La competencia de los católicos con otras fuerzas morales de la sociedad

Enrique Barros en su texto “Los sentidos del pluralismo y la pretensión de catolicidad. La Iglesia Católica en un Chile pluralista” (www.centromanuellarrain.cl), sostiene que los católicos no “compiten” con otras fuerzas morales de la sociedad. Barros entiende que lo distintivo del espíritu evangélico es una disposición hacia el prójimo y hacia Dios, una apertura al absoluto como diría Rahner. A este planteamiento se le objeta lo siguiente: ¿es esta apertura lo único que debiera distinguir la pretensión ética-política de los cristianos? Si la historia del cristianismo es la de un Dios que no solo se hace hombre, sino que concretamente se hace “pobre”, Jesús de Nazaret, ¿no aporta la fe cristiana contenidos específicos? ¿Acaso los cristianos no luchan por hacer prevalecer estos contenidos?

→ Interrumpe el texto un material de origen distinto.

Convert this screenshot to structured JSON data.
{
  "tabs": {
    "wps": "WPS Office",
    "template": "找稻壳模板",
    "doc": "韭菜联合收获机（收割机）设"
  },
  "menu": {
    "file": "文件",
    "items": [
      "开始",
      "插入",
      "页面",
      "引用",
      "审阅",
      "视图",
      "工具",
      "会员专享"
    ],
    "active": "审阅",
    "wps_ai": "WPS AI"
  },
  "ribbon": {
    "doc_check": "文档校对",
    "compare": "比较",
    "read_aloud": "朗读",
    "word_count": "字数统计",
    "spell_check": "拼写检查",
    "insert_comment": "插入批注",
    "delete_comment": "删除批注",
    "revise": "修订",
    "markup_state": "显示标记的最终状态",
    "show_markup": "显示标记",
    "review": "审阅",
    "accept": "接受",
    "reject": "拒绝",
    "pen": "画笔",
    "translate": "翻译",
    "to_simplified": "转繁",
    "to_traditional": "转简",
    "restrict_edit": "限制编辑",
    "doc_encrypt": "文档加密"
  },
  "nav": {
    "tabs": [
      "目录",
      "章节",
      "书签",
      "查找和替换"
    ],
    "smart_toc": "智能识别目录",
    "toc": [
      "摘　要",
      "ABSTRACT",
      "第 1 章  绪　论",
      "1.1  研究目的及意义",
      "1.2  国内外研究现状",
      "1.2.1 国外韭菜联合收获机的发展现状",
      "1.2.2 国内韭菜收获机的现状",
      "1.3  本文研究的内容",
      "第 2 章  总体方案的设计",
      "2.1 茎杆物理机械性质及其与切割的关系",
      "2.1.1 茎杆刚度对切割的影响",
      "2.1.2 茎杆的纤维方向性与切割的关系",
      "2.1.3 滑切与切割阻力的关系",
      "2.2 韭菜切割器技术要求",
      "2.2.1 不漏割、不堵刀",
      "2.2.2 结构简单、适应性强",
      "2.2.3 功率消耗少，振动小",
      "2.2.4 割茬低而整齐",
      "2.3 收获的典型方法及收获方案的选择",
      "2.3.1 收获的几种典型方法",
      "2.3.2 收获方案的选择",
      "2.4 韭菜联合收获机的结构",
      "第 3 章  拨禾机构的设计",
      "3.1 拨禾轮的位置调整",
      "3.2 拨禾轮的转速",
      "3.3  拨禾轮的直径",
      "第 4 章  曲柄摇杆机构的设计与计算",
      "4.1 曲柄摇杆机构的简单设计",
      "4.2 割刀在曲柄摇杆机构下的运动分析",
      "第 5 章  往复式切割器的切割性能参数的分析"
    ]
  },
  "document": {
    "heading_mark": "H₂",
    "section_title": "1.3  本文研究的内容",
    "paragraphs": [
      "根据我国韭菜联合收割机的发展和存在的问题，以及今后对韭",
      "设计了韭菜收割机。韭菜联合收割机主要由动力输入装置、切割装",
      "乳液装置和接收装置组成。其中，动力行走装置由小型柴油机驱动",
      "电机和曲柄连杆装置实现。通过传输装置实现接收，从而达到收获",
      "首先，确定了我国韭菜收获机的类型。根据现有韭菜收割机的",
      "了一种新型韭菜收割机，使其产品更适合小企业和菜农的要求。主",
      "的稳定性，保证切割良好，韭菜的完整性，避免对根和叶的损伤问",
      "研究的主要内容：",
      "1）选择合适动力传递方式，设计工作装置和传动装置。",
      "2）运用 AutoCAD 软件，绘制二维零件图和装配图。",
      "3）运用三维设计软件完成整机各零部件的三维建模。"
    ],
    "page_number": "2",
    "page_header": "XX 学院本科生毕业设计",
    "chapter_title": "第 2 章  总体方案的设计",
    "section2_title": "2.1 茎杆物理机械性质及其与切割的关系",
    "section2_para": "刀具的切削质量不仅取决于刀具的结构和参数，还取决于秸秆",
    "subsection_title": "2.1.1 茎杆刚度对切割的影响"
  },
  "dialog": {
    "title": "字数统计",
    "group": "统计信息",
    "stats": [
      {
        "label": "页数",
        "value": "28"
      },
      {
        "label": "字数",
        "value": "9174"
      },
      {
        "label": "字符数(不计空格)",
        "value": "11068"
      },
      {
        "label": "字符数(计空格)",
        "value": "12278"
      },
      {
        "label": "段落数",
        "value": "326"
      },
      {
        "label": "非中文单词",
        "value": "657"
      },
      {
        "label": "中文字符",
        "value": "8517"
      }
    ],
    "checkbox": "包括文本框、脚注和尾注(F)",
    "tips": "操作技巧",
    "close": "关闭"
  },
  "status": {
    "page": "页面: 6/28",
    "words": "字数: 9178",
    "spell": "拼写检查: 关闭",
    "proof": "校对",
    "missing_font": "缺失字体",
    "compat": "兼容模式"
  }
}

La perspectiva ilustrada ayuda a la fe cristiana a sacar partido del valor universal de Cristo, en contra del peligro de absolutizar lo particular de Jesús de Nazaret. Al intentárselo, empero, suele desvalorizarse lo histórico, corporal y concreto de la revelación divina. Así, la apertura radical del hombre al Misterio de Dios en que consistiría lo propio del cristianismo, parece poco para caracterizar su originalidad. En realidad, esta apertura se basa en última instancia en la concepción de Dios como amor (1 Jn 4, 8), un amor incondicional de Dios por el hombre, un amor que, por una parte, obliga a tomar en serio la historia y, por otra, a no quitarle nada a nadie. La fe en el Dios trino es fundamento último de un sano pluralismo, porque hacia dentro Dios es en sí mismo uno y distinto y hacia fuera de sí mismo, en virtud de la encarnación, obliga a ser identificado en todo prójimo, en particular en el pobre, el radicalmente otro (Mt 25, 31ss). Es aquí donde la formalidad y la materialidad de la revelación cristiana se encuentran.

La competencia de los cristianos por una sociedad y un mundo mejor pareciera deber ubicarse en este plano, y no en el de la ética y menos en el de las luchas político-jurídicas. Cuando se identifica la fe cristiana con una causa ética, legal o política determinada, ¿no se abusa de ella? ¿No opera así la ideología? Las reducciones de la fe a discursos jurídicos, estrechos, rígidos, absolutos, inmutables o lejanos a la vida de las personas concretas no solo son percibidos como inútiles, sino también como funcionales a un movimiento o a una institucionalidad que tiende a reproducir incesantemente posiciones de privilegio y de dominio sobre los demás.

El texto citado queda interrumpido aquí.